Охранники уже хватаются за оружие, но я быстрее. Я всегда быстро рисовал, когда это было важно, и это никогда не имело большего значения… и я уже рисовал. Все, что происходит, это нажатие на спусковой крючок, щелчок пистолета, Изабелла кричит, застыв на месте, когда первая пуля сносит охранника слева от нее, а вторая справа, задев при этом руку Диего.
Он кричит от боли, падает на спину, и это все, что требуется доктору, чтобы выпрыгнуть. Таблетки рассыпаются по ковру, когда он убегает, а я иду к Изабелле, пистолет все еще у меня в руке, когда я хватаю ее другой.
— Беги! — Кричу я ей, и она не колеблется.
Приближаются еще охранники, но, слава богу, у меня остались патроны.
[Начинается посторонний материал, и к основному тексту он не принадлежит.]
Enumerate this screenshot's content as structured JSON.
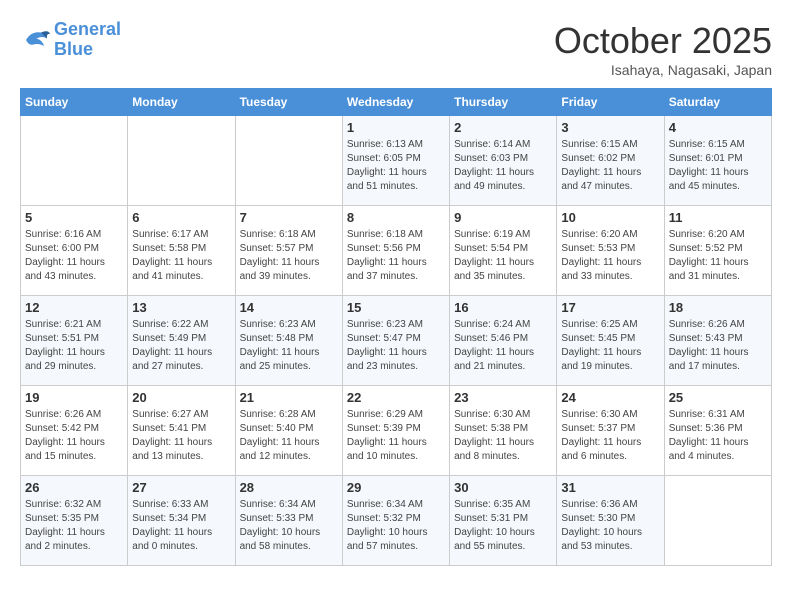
{
  "logo": {
    "line1": "General",
    "line2": "Blue"
  },
  "title": "October 2025",
  "location": "Isahaya, Nagasaki, Japan",
  "weekdays": [
    "Sunday",
    "Monday",
    "Tuesday",
    "Wednesday",
    "Thursday",
    "Friday",
    "Saturday"
  ],
  "weeks": [
    [
      {
        "day": "",
        "info": ""
      },
      {
        "day": "",
        "info": ""
      },
      {
        "day": "",
        "info": ""
      },
      {
        "day": "1",
        "info": "Sunrise: 6:13 AM\nSunset: 6:05 PM\nDaylight: 11 hours\nand 51 minutes."
      },
      {
        "day": "2",
        "info": "Sunrise: 6:14 AM\nSunset: 6:03 PM\nDaylight: 11 hours\nand 49 minutes."
      },
      {
        "day": "3",
        "info": "Sunrise: 6:15 AM\nSunset: 6:02 PM\nDaylight: 11 hours\nand 47 minutes."
      },
      {
        "day": "4",
        "info": "Sunrise: 6:15 AM\nSunset: 6:01 PM\nDaylight: 11 hours\nand 45 minutes."
      }
    ],
    [
      {
        "day": "5",
        "info": "Sunrise: 6:16 AM\nSunset: 6:00 PM\nDaylight: 11 hours\nand 43 minutes."
      },
      {
        "day": "6",
        "info": "Sunrise: 6:17 AM\nSunset: 5:58 PM\nDaylight: 11 hours\nand 41 minutes."
      },
      {
        "day": "7",
        "info": "Sunrise: 6:18 AM\nSunset: 5:57 PM\nDaylight: 11 hours\nand 39 minutes."
      },
      {
        "day": "8",
        "info": "Sunrise: 6:18 AM\nSunset: 5:56 PM\nDaylight: 11 hours\nand 37 minutes."
      },
      {
        "day": "9",
        "info": "Sunrise: 6:19 AM\nSunset: 5:54 PM\nDaylight: 11 hours\nand 35 minutes."
      },
      {
        "day": "10",
        "info": "Sunrise: 6:20 AM\nSunset: 5:53 PM\nDaylight: 11 hours\nand 33 minutes."
      },
      {
        "day": "11",
        "info": "Sunrise: 6:20 AM\nSunset: 5:52 PM\nDaylight: 11 hours\nand 31 minutes."
      }
    ],
    [
      {
        "day": "12",
        "info": "Sunrise: 6:21 AM\nSunset: 5:51 PM\nDaylight: 11 hours\nand 29 minutes."
      },
      {
        "day": "13",
        "info": "Sunrise: 6:22 AM\nSunset: 5:49 PM\nDaylight: 11 hours\nand 27 minutes."
      },
      {
        "day": "14",
        "info": "Sunrise: 6:23 AM\nSunset: 5:48 PM\nDaylight: 11 hours\nand 25 minutes."
      },
      {
        "day": "15",
        "info": "Sunrise: 6:23 AM\nSunset: 5:47 PM\nDaylight: 11 hours\nand 23 minutes."
      },
      {
        "day": "16",
        "info": "Sunrise: 6:24 AM\nSunset: 5:46 PM\nDaylight: 11 hours\nand 21 minutes."
      },
      {
        "day": "17",
        "info": "Sunrise: 6:25 AM\nSunset: 5:45 PM\nDaylight: 11 hours\nand 19 minutes."
      },
      {
        "day": "18",
        "info": "Sunrise: 6:26 AM\nSunset: 5:43 PM\nDaylight: 11 hours\nand 17 minutes."
      }
    ],
    [
      {
        "day": "19",
        "info": "Sunrise: 6:26 AM\nSunset: 5:42 PM\nDaylight: 11 hours\nand 15 minutes."
      },
      {
        "day": "20",
        "info": "Sunrise: 6:27 AM\nSunset: 5:41 PM\nDaylight: 11 hours\nand 13 minutes."
      },
      {
        "day": "21",
        "info": "Sunrise: 6:28 AM\nSunset: 5:40 PM\nDaylight: 11 hours\nand 12 minutes."
      },
      {
        "day": "22",
        "info": "Sunrise: 6:29 AM\nSunset: 5:39 PM\nDaylight: 11 hours\nand 10 minutes."
      },
      {
        "day": "23",
        "info": "Sunrise: 6:30 AM\nSunset: 5:38 PM\nDaylight: 11 hours\nand 8 minutes."
      },
      {
        "day": "24",
        "info": "Sunrise: 6:30 AM\nSunset: 5:37 PM\nDaylight: 11 hours\nand 6 minutes."
      },
      {
        "day": "25",
        "info": "Sunrise: 6:31 AM\nSunset: 5:36 PM\nDaylight: 11 hours\nand 4 minutes."
      }
    ],
    [
      {
        "day": "26",
        "info": "Sunrise: 6:32 AM\nSunset: 5:35 PM\nDaylight: 11 hours\nand 2 minutes."
      },
      {
        "day": "27",
        "info": "Sunrise: 6:33 AM\nSunset: 5:34 PM\nDaylight: 11 hours\nand 0 minutes."
      },
      {
        "day": "28",
        "info": "Sunrise: 6:34 AM\nSunset: 5:33 PM\nDaylight: 10 hours\nand 58 minutes."
      },
      {
        "day": "29",
        "info": "Sunrise: 6:34 AM\nSunset: 5:32 PM\nDaylight: 10 hours\nand 57 minutes."
      },
      {
        "day": "30",
        "info": "Sunrise: 6:35 AM\nSunset: 5:31 PM\nDaylight: 10 hours\nand 55 minutes."
      },
      {
        "day": "31",
        "info": "Sunrise: 6:36 AM\nSunset: 5:30 PM\nDaylight: 10 hours\nand 53 minutes."
      },
      {
        "day": "",
        "info": ""
      }
    ]
  ]
}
Они не ожидают, что я буду вооружен, и я убиваю еще двоих, когда мы бежим к двери, хватая новый пистолет. — Просто продолжай бежать! — Кричу Изабелле, толкая ее вперед. — Я прикрою тебя!
Это гребаная перестрелка. Я давно не был ни в чем подобном, и я бы умер счастливым, если бы никогда не был снова, но инстинкт, охвативший меня, заставляет меня двигаться. Когда один пистолет заканчивается, я хватаю другой с трупа, пока мы с Изабеллой не оказываемся у ворот, а затем выходим из них.
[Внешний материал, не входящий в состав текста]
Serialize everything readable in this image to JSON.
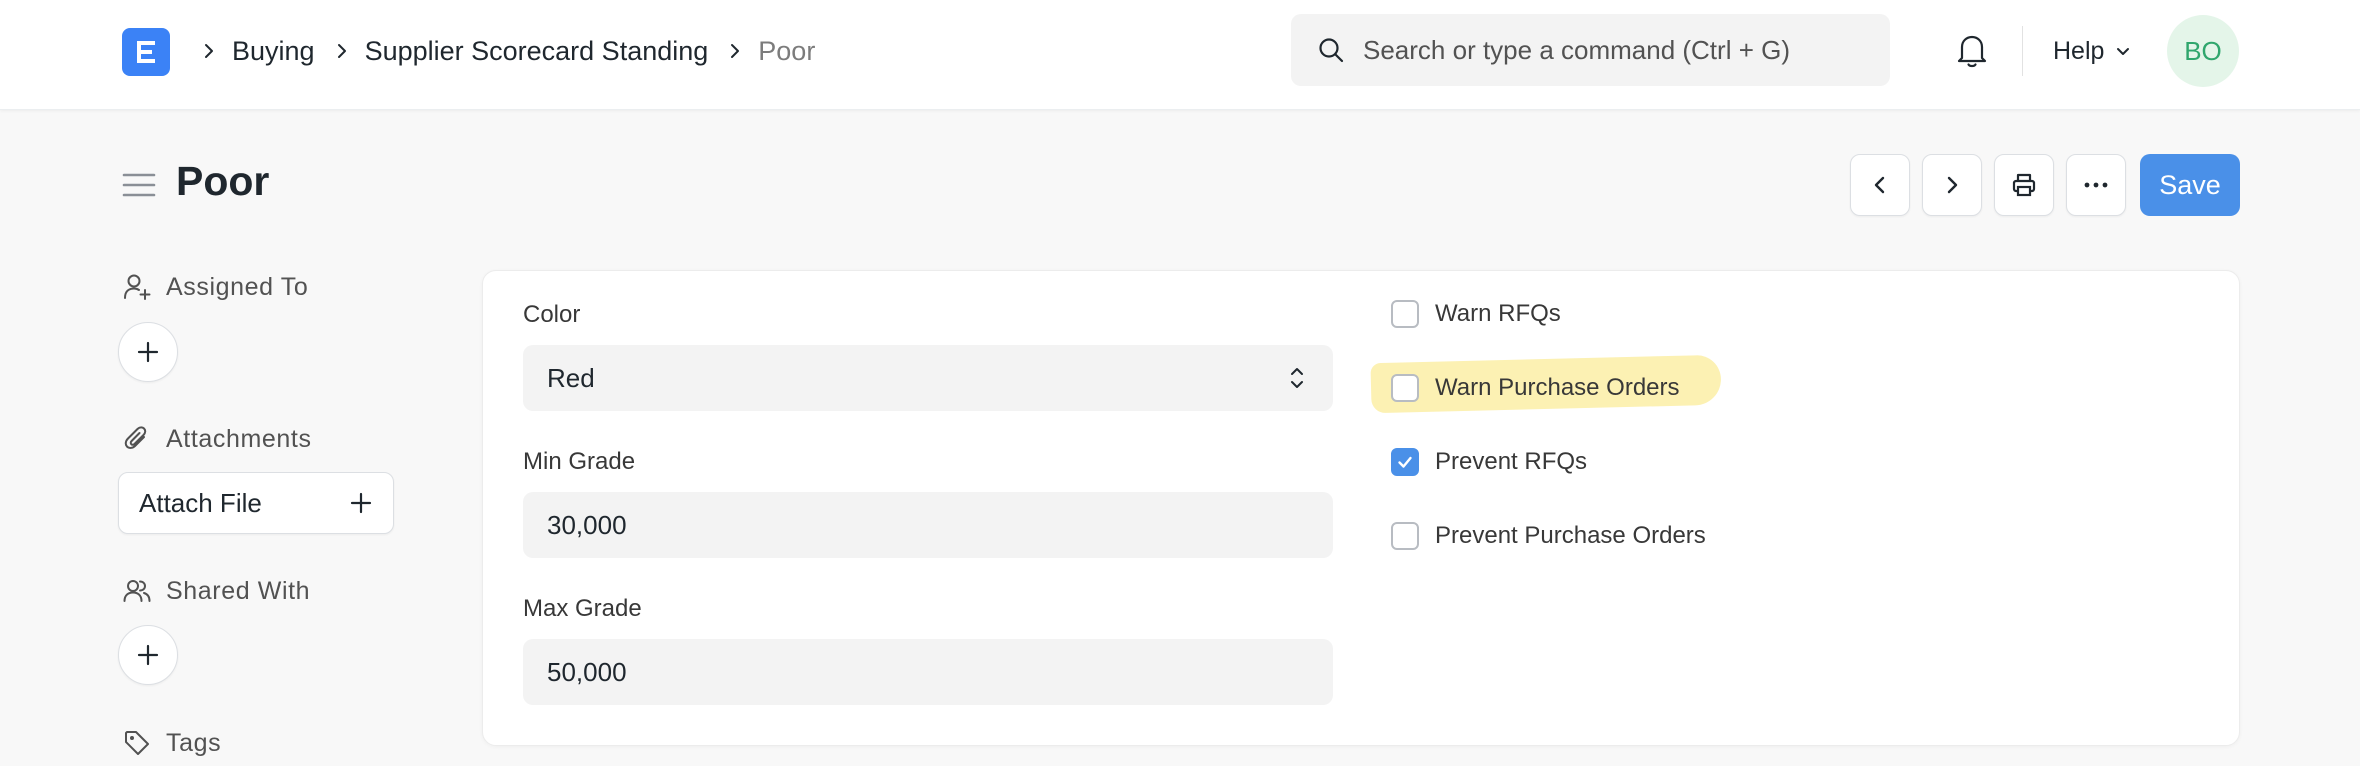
{
  "breadcrumb": [
    "Buying",
    "Supplier Scorecard Standing",
    "Poor"
  ],
  "search": {
    "placeholder": "Search or type a command (Ctrl + G)"
  },
  "help_label": "Help",
  "avatar_initials": "BO",
  "page": {
    "title": "Poor",
    "save_label": "Save"
  },
  "sidebar": {
    "assigned_to": "Assigned To",
    "attachments": "Attachments",
    "attach_file": "Attach File",
    "shared_with": "Shared With",
    "tags": "Tags"
  },
  "form": {
    "color": {
      "label": "Color",
      "value": "Red"
    },
    "min_grade": {
      "label": "Min Grade",
      "value": "30,000"
    },
    "max_grade": {
      "label": "Max Grade",
      "value": "50,000"
    },
    "checks": [
      {
        "label": "Warn RFQs",
        "checked": false
      },
      {
        "label": "Warn Purchase Orders",
        "checked": false
      },
      {
        "label": "Prevent RFQs",
        "checked": true
      },
      {
        "label": "Prevent Purchase Orders",
        "checked": false
      }
    ]
  },
  "colors": {
    "accent": "#4a90e8",
    "logo": "#3b82f6",
    "avatar_bg": "#e4f5e9",
    "avatar_text": "#30a66d",
    "highlight": "#fbeea0"
  }
}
— Я спрятал мотоцикл! — Кричу я ей. — Продолжай бежать! Скоро придут другие!
Хавьер — единственный, кого, насколько я знаю, я не убивал. Он исчез где-то между тем, как я освобождал Изабеллу, и прорывом к входной двери, и я не знаю, куда он делся.
Что я точно знаю, так это то, что у него гарантированно будет больше мужчин. Единственное, что сейчас имеет значение, это усадить нас с Изабеллой на мой байк и увезти нас отсюда к чертовой матери. Возможно, Диего и Хавьер собирались сохранить мне жизнь до этого, но теперь они точно этого не сделают, и Изабелла тоже пострадает за это. У ребенка не будет ни единого шанса. Она не может остановить их самостоятельно, я не уверен, что кто-то из нас сможет, если они поймают нас снова.
Ребенок. Я до сих пор не обработал это полностью. Я не могу пока по-настоящему осмыслить о том факте, что, если мы выберемся из этого живыми, я стану отцом. В каком-то уголке моего сознания я знаю, что должен злиться на Изабеллу и за это, но сейчас я не могу сосредоточиться на этом. Все, о чем я могу думать, это о том, что мне нужно обезопасить их.